May 28, 2014
Go, Read: The Comic-Con Style Makeover Of BEA
There's a longish piece up at Vulture
that folks keep e-mailing me from a writer named Boris Kachka about Book Expo America using some of the elements of comics conventions to goose the long-running event with what they hope is crowds of book consumers on the show's last day to supplement the industry attendance that drives the rest of the show. It's a fairly thorough article in terms of describing how this is done: celebrities and movie tie-ins, basically. The piece also notes the skepticism of some publishers, one of which isn't even formally participating while "lending" authors to the show. There's no compelling argument made that this will be beneficial to anyone other than those with movie tie-in properties and celebrity authors, which I don't know is a sign that there's no such case to be made or, scarier, that everyone already knows this and has moved on. There's also a significant unanswered question as to how this is different than a book festival someone might attend, events that are frequently held in places much more fun to visit than a convention center -- the geek culture featured at a comic-con was something that wasn't getting that kind of attention elsewhere. Major authors of prose are also still more likely than comics authors to appear in major venues as solo acts.
The article also notes a significant controversy over the diversity of participants in programming, which totally escaped my attention as a thing that was even going on.

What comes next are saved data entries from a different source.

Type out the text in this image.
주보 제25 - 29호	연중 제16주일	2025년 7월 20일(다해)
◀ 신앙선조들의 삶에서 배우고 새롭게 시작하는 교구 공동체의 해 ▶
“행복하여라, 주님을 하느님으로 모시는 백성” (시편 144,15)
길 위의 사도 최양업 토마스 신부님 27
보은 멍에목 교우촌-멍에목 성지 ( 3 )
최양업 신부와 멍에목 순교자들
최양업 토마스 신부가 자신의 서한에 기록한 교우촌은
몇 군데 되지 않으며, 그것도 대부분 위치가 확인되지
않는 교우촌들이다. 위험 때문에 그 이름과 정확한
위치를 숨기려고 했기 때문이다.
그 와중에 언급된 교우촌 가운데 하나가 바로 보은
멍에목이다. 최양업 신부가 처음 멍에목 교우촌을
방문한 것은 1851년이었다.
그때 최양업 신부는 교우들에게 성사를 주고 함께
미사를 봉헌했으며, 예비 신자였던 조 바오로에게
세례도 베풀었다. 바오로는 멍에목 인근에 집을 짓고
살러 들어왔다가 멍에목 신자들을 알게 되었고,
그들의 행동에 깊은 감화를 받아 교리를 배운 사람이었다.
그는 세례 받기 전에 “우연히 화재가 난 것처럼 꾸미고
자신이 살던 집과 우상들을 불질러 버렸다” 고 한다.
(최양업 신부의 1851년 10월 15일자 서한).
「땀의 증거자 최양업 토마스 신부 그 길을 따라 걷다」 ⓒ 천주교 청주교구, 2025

An additional thing I find sort of interesting here is that this article discusses these moves as if they're brand new and not a direction in which the Expo has been moving -- or at least talking about moving -- for years now. In fact, there's an attempt to couch this as a kind of early effort that will lead to more refined execution down the road. It could be that the talk preceded the actions for that long of a time, I don't follow the Expo enough to know. I do know that as a book reader and as a journalist intensely interested in one aspect of publishing the show isn't even on my radar anymore and when I think about it the thing I liked about it are no longer a part of the show or are not expected to benefit from a comic-con approach: the limited and informed industry audience and the way the show would take place in different cities being two of those things. I'm sure it still works for a lot of folks, though.